A. Craig McDonald '70
Yakima, Wash.

A Light Bulb Moment

"The Fight Over Oxy Petroleum" (Winter) separates two student quotes by four paragraphs that, combined, constitute the real headline: "Increasing Human ­Population Choosing to Change Earth's Climate."

Lauren Breynaert '17 and another unidentified student contend, respectively, that companies extracting fossil fuel and manufacturers supplying energy-consuming products are contributing to climate change. "Changing light bulbs isn't enough," the ­second student says. "We have to go to the root of the problem." Yes, we do.

The facts that Earth has fossil fuels and companies extract these resources are not the root of the problem. Investments in oil companies are not the root of climate change.

The use of light bulbs, etc., is the root of the problem. We have a growing, energy-consuming and gas/particulate-emitting human population. Changing light bulbs (and our energy sources) is the solution to climate change.

The natural and socioeconomic feedback mechanisms limiting the number of humans on the planet are a messy topic, so let's not address these here.

Harry Hickman '71
Auburn

Limit Two Fulbrights Per Person

I noted in the last Occidental ­(Numerology) that Oxy keeps track of alumni Fulbright awards. I have received two of those awards, but I never informed Oxy of that fact. If you didn't know about them, you might want to add them to your numbers: 1996-97, Ecuador; 2013, Morocco. You may be aware that there is a lifetime limit of two Fulbright awards to an individual.

Alan Crawford '63
Emeritus Professor of Education, Cal State L.A.

Oxy's Endowment: A Better Story

I have long been concerned about the performance of Occidental's endowment for lack of transparency. When "After the Perfect Storm" (Winter 2014) boasted of a five-year annual return—4.4 percent—that I considered very low, I wrote some strongly worded letters to the College. Eventually Chris Varelas '85, chair of the Board of Trustees investment committee, suggested a meeting, invited me to join the committee as the alumni representative, provided reports from the investment adviser, and asked me to share my findings. 

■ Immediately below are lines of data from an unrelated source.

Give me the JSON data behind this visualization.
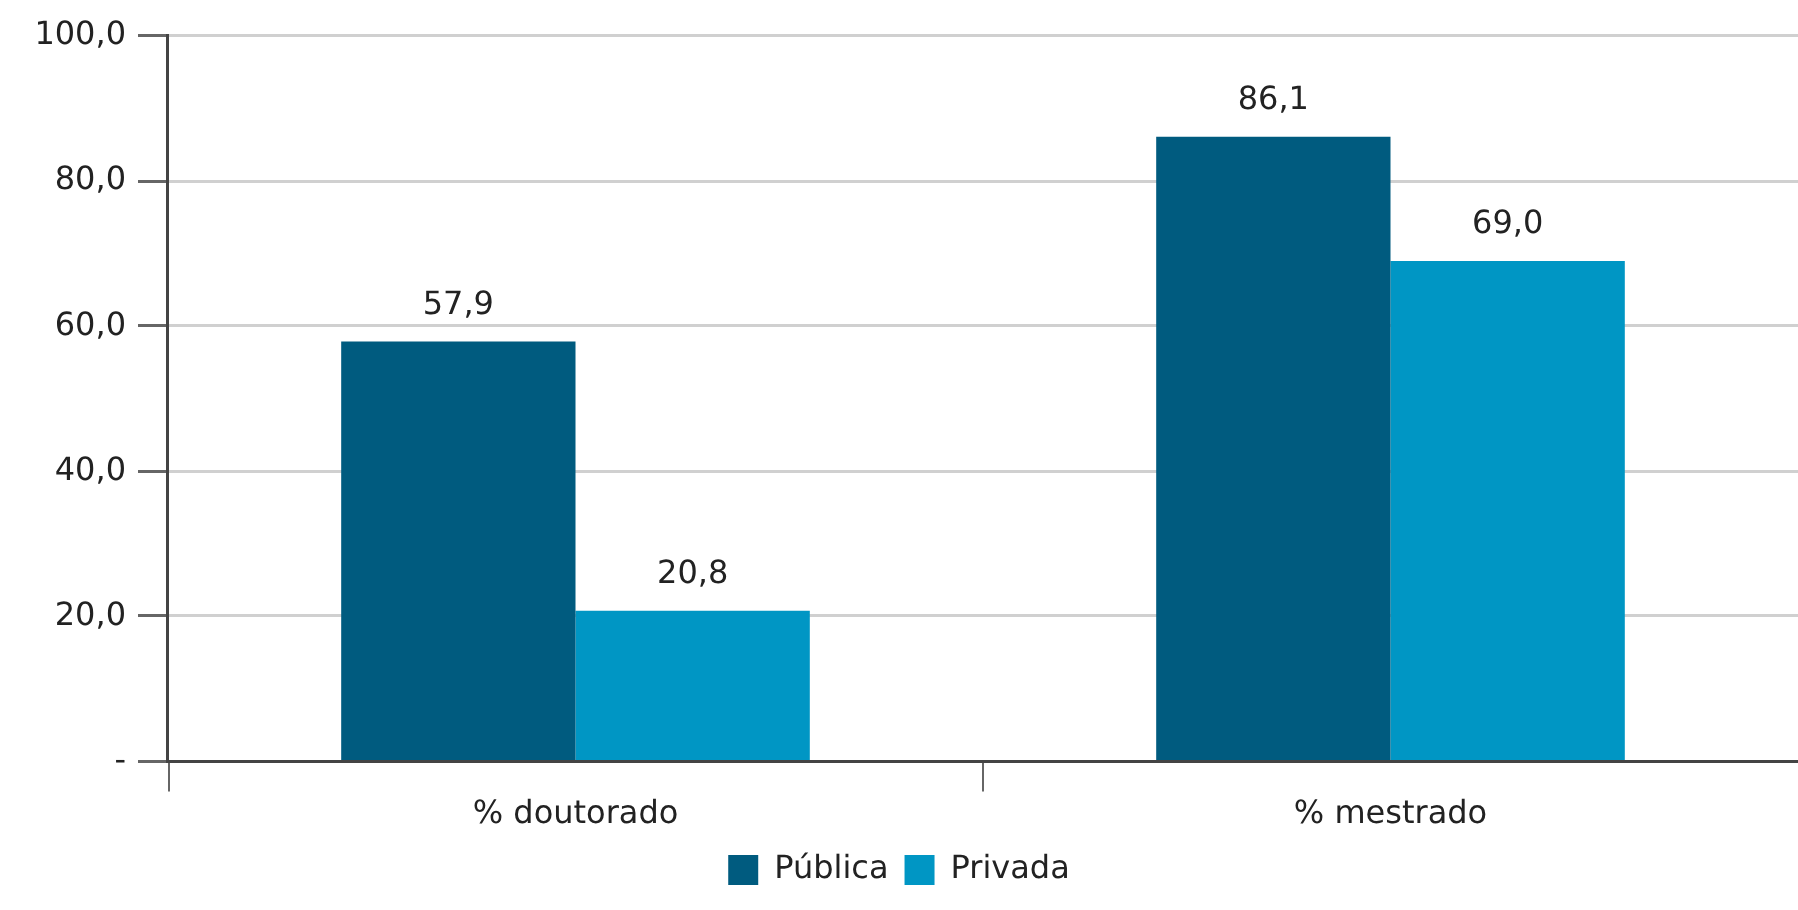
{
  "chart_data": {
    "type": "bar",
    "categories": [
      "% doutorado",
      "% mestrado"
    ],
    "series": [
      {
        "name": "Pública",
        "color": "#005b7f",
        "values": [
          57.9,
          86.1
        ],
        "value_labels": [
          "57,9",
          "86,1"
        ]
      },
      {
        "name": "Privada",
        "color": "#0096c4",
        "values": [
          20.8,
          69.0
        ],
        "value_labels": [
          "20,8",
          "69,0"
        ]
      }
    ],
    "ylim": [
      0,
      100
    ],
    "yticks": [
      {
        "value": 0,
        "label": "-"
      },
      {
        "value": 20,
        "label": "20,0"
      },
      {
        "value": 40,
        "label": "40,0"
      },
      {
        "value": 60,
        "label": "60,0"
      },
      {
        "value": 80,
        "label": "80,0"
      },
      {
        "value": 100,
        "label": "100,0"
      }
    ],
    "grid": "y",
    "legend": "bottom"
  }
}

1.  Whereas Oxy operates and reports by fiscal year, most performance reporting is by calendar year. The 4.4 percent five-year annualized return reported in the article covered the fiscal year beginning in July 2008—before the market crash two months later. A study of calendar years 2009-2013 reveals a 13 percent average return on endowment, which better facilitates comparisons with other funds.

2.  Exponential smoothing of annual returns shows the endowment is trending to almost 9 percent a year. 

3.  Downside protection is an investment objective. During the 2008 market crash, Occidental fell 13.4 percent less than an equity-only, passively-managed, market-tracking, global index fund that does not offer downside protection. Oxy ­performed about the same as other colleges with the same downside-protection objective.

4.  Over the last 10 years, Occidental consistently outperformed its peers by 0.5 percent a year, and performed about the same as the global index fund. Occidental performed superbly because it applies the principles of modern portfolio theory to maximize risk-adjusted return. 

5.  When normal conditions returned after the market crash and the policies of the Veitch presidency took effect, the ­withdrawal rate from the endowment to support operating costs remained below 5 percent, within the accepted norm.

6.  More than one-quarter of the total gifts to the College are deposited in the endowment, a sign of financial health. 

7.  The endowment has grown from $300 million in 2005 to more than $400 million today even while financing operations of the College with a 5 percent spend rate. If Oxy seeks to further increase the endowment's assets, such growth must come from donors, as the fund investment returns cannot be increased without assuming unacceptable risk.

All of this leads me to conclude that: 

1.) Oxy's return on endowment has been excellent; 2.) the administration and trustees have managed the endowment prudently; and 3.) the College is in far better financial health than your recent article suggests. Now, with increased alumni and donor ­support, Occidental is positioned to shine.

Leif Isaksen '62
Burlingame

Isaksen majored in physics at Oxy and has a Ph.D. in complexity from USC.